Pour comprendre cette différence de réaction, il faut passer par une analyse géographique du nucléaire. En France, plus que dans aucun autre pays nucléarisé, les centrales ont transformé leur territoire d’implantation.
Taxes locales en baisse
Les centrales françaises ont été construites majoritairement en zone rurale, dans des régions en déprise démographique et industrielle. Leur opération y a entraîné l’arrivée d’une nouvelle population d’extraction urbaine, aux salaires plus hauts que les anciens habitants. La principale transformation des territoires d’implantation est à mettre sur le compte des taxes locales auxquelles les centrales furent assujetties. Les taxes professionnelles et foncières reposent sur la même assiette, à savoir la valeur locative cadastrale. Pour une centrale, elle est calculée grâce aux prix des éléments y étant utilisés, qui dans une infrastructure atomique sont particulièrement élevés. Les communes ont perçu d’importantes ressources budgétaires dont l’effet a été décuplé par leur petite taille, comme la carte le présente sur quatre cas différents. À titre d’exemple, les communes d’Omonville-la-Petite et de Paluel disposaient respectivement en 2013 de 916% et de 1639% d’argent en plus par habitant que la moyenne des municipalités démographiquement semblables.
Infrastructures de loisirs en hausse
En plus de travaux d’embellissement, ces ressources ont permis aux communes de s’équiper d’infrastructures de loisirs de très haute qualité : centre aquatique, patinoire, médiathèque voire même palais des congrès. Simultanément, les subventions ont soutenu le développement d’une vie culturelle et associative dynamique, ainsi que de nombreuses œuvres sociales tels que des réseaux de gardes d’enfants, des services aux personnes âgées ou encore des bourses d’études. Ces recettes ont aussi permis de minorer, voire de supprimer totalement, la fiscalité locale sur les habitants. Sur les 19 communes abritant une centrale, 14 ont fixé des taux de taxe d’habitation inférieurs à la moyenne des villages démographiquement semblables dans leur département. Cas extrêmes, Saint-Vulbas et Cruas offrent les taux les plus bas de France avec 0,01%.

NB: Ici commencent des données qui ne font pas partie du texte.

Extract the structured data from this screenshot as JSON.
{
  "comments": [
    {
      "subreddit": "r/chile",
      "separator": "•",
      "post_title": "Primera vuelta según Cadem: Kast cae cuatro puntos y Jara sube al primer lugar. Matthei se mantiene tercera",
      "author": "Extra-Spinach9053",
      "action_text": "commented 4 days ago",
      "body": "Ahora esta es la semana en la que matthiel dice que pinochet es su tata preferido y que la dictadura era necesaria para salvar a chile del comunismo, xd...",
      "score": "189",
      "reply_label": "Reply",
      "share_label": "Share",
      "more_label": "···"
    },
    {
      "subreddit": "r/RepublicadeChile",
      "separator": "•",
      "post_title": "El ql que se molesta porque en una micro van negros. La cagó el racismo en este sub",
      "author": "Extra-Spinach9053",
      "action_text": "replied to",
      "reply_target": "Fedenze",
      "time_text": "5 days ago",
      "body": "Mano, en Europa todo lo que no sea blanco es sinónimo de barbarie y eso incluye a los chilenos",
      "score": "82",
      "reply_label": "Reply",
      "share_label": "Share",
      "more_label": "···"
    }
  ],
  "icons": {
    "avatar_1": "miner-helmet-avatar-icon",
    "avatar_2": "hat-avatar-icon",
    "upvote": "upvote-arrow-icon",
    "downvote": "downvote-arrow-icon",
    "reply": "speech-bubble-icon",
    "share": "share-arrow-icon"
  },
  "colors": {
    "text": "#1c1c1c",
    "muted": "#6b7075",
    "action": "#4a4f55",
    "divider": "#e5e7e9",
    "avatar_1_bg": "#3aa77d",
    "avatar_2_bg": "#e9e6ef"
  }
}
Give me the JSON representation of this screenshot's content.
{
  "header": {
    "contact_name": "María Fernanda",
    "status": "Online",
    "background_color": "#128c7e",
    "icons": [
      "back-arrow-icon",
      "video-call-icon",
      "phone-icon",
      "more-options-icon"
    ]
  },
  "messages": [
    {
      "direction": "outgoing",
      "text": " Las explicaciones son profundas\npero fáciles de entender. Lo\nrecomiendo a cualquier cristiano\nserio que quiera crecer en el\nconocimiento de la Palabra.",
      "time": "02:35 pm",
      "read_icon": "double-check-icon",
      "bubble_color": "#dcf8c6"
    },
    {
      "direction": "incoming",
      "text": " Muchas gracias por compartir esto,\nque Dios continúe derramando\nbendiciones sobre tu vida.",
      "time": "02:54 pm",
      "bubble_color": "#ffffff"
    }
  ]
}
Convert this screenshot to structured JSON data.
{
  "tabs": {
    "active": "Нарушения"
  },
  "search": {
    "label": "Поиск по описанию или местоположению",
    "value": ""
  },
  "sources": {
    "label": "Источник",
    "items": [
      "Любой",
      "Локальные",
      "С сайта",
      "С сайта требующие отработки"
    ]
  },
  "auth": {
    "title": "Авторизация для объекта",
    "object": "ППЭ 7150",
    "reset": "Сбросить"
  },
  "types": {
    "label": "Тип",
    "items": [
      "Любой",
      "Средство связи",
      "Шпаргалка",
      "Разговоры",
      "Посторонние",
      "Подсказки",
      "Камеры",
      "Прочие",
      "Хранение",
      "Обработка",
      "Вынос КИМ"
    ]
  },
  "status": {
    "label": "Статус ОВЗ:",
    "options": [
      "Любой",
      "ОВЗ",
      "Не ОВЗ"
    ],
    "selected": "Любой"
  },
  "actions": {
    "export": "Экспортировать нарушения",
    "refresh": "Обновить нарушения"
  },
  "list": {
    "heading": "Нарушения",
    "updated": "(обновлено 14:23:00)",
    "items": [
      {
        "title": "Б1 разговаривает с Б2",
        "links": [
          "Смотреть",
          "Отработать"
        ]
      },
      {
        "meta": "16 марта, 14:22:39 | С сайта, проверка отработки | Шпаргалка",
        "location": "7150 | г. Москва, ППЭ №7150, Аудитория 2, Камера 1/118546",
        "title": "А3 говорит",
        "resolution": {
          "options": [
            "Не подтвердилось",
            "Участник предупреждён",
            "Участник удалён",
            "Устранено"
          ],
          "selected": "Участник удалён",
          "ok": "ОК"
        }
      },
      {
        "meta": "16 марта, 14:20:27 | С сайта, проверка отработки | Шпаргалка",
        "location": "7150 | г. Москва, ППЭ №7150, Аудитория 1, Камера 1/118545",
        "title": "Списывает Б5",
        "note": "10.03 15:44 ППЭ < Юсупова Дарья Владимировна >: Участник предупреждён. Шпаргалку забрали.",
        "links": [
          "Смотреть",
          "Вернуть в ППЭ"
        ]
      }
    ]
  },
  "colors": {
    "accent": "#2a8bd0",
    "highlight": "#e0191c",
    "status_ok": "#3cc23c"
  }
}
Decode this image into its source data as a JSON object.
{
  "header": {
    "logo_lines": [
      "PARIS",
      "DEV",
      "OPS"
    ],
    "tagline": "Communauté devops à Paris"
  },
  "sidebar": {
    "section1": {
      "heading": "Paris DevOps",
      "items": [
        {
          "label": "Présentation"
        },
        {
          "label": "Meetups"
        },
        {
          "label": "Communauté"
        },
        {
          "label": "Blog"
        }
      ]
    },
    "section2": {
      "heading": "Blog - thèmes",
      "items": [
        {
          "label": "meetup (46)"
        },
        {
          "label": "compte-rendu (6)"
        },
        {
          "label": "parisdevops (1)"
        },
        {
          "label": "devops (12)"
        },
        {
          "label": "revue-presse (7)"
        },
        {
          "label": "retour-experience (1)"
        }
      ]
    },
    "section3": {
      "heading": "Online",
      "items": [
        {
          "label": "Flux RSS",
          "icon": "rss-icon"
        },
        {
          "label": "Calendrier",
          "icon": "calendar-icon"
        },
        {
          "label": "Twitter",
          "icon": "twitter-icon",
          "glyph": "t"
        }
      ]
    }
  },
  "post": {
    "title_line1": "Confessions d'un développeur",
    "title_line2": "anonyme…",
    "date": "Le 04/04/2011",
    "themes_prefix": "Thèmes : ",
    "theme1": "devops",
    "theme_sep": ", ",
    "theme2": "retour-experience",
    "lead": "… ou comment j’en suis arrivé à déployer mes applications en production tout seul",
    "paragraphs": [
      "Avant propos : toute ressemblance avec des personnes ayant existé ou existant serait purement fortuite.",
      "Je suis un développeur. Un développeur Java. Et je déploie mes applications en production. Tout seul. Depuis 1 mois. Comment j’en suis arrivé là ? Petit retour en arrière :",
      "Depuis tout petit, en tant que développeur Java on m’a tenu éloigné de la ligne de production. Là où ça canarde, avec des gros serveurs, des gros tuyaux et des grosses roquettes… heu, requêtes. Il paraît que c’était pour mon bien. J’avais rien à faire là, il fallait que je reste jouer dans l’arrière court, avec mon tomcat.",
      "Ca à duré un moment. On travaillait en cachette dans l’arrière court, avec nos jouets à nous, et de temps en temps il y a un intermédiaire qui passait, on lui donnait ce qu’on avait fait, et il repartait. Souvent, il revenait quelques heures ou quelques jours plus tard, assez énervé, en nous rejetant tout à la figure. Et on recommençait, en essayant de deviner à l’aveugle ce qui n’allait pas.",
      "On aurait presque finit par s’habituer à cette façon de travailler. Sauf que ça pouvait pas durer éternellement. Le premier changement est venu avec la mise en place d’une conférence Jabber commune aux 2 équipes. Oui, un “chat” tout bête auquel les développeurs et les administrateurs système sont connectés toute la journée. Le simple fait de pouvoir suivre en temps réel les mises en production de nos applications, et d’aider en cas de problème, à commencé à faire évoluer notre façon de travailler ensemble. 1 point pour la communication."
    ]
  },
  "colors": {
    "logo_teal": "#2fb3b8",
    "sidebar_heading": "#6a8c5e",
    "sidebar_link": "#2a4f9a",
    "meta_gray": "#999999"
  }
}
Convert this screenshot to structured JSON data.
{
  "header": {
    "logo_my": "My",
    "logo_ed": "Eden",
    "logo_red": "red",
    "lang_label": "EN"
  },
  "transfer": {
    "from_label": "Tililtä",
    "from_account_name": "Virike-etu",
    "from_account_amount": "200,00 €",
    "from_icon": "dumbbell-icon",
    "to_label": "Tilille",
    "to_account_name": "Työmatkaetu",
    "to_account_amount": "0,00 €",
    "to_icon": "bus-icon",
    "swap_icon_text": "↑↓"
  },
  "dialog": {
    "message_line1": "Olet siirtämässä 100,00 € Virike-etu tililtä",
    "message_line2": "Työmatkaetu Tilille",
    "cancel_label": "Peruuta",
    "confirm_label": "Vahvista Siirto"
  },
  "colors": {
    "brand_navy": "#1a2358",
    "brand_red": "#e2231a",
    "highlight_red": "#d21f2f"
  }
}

Aujourd’hui, la fermeture des centrales est localement perçue comme une menace pour le maintien de ces avantages, autant par les habitants que par les élus locaux qui, pour nombre d’entre eux, y sont employés.
Teva Meyer
Teva Meyer est doctorant à l’Institut Français de Géopolitique du Centre de Recherches et d’Analyses Géopolitique, à l’Université Paris 8.
Article publié suite au colloque « Les chemins politiques de la transition écologique » le 27-28 octobre 2014 à Lyon.